Happy Blogiversary to Ramblin’


Finishing year number three at that. If you were to tell me I’d be blogging for nearly 1100 straight days 1200 days ago, I’d say you were nuts. Well, the joke’s on me. Maybe I’m nuts. So be it.
I blogged 32 times in May, June, August, September, and December 2007, 31 times in July and November of 2007, plus each of the first three months of 2008, a whopping 34 times in October 2007, and a mere 30 times in April 2008. That would be 380 posts in 366 days. And this doesn’t count the posts I’ve made elsewhere.

Over the last 12 months – heck, ever – the best single day I had, in terms of people coming to the blog was May 18, with 477 visitors. It was fueled on the piece I had posted the day before, about counterfeit Cerebus #1, which ADD and subsequently other members of the comic book press picked up.

Likewise, it fueled the highest month I ever had.

The second best single day was 366 hits for a January interview with someone named Fred Hembeck, aided undoubtedly by a mention from Greg Burgas; it was among the first interviews of Fred to see the light of day, which helped. The worst day in the past year was a day in July, probably a Sunday, when I had 76 visitors.

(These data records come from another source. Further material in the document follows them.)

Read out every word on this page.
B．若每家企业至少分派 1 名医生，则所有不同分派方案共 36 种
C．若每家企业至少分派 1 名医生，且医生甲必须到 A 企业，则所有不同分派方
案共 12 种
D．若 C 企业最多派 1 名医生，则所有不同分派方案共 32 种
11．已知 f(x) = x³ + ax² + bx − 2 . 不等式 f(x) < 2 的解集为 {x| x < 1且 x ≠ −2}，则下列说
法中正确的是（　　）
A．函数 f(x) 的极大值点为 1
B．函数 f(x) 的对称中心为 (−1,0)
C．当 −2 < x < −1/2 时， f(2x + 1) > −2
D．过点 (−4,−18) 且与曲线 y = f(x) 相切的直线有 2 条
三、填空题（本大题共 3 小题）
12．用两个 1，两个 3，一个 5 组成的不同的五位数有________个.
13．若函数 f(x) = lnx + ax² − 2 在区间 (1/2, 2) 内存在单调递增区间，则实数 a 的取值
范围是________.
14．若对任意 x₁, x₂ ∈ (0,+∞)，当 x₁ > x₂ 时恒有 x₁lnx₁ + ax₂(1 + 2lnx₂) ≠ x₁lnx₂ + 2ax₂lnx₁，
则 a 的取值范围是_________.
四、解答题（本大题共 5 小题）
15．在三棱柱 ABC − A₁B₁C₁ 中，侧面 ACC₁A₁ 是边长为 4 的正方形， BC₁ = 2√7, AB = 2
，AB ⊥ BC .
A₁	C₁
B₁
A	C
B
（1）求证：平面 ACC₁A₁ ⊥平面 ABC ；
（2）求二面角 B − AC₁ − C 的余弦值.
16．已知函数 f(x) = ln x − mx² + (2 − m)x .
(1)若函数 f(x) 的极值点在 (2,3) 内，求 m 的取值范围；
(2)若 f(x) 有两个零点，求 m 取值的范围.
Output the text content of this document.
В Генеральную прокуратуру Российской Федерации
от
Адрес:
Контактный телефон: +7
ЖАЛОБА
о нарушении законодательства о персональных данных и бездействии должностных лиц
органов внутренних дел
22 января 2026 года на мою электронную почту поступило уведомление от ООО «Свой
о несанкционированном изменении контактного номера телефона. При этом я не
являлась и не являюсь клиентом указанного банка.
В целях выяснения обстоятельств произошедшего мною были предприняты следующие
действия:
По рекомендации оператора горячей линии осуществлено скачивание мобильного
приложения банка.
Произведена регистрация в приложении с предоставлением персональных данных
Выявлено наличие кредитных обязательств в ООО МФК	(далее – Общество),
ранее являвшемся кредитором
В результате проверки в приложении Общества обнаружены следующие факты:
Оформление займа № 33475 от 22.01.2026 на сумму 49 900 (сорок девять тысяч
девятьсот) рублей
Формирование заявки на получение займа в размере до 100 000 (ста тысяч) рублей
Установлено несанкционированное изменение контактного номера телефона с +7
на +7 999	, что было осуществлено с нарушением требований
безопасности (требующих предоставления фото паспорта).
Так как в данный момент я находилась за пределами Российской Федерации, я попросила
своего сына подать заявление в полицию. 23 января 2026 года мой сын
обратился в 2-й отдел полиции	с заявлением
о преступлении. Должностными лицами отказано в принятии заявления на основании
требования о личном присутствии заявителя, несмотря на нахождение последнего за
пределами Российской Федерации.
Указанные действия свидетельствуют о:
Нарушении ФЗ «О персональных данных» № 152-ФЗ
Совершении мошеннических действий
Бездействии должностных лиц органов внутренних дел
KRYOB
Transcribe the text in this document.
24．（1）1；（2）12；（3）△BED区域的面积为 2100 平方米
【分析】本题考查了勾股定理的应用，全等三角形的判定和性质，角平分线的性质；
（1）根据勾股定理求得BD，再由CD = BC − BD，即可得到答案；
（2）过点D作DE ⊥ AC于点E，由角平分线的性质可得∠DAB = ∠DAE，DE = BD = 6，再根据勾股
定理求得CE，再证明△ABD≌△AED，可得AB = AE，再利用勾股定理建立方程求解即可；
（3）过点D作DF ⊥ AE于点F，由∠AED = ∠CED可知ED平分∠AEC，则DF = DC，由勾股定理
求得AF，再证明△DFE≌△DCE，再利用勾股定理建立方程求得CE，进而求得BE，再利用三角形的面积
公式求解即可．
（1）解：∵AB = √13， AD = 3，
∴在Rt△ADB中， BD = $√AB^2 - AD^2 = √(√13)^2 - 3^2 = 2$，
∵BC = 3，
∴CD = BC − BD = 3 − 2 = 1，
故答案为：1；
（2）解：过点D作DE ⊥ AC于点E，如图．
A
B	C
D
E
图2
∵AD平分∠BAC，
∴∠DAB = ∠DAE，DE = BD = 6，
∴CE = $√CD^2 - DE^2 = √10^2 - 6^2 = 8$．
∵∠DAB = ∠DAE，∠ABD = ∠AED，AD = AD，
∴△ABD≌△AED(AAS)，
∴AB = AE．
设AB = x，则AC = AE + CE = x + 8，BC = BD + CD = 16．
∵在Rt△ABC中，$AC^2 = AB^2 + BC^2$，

I check my Technorati score periodically. It’s been as low as 22 and as high as 44; last I checked, it was 36.

When I Google Roger Green, my blog is generally in the Top 3 hits, along with Roger Green + Associates, Roger S. Green of Duluth, GA, and/or the former assemblyman Roger L. Green. The Denver ambient jazz musician’s on the rise, but the feng shui guy has been sinking. One of the Google oddities is that both my blog and one particular post has been near the top. For a while it was Chronicles of the Fantastic Four Chronicles, featuring Jack Kirby and John Byrne. More recently, it’s been the little piece I did about the death of Steve Gerber, which made me mildly uncomfortable, for some reason.

I want to thank those folks who’ve come by. More on all of this in the days ahead.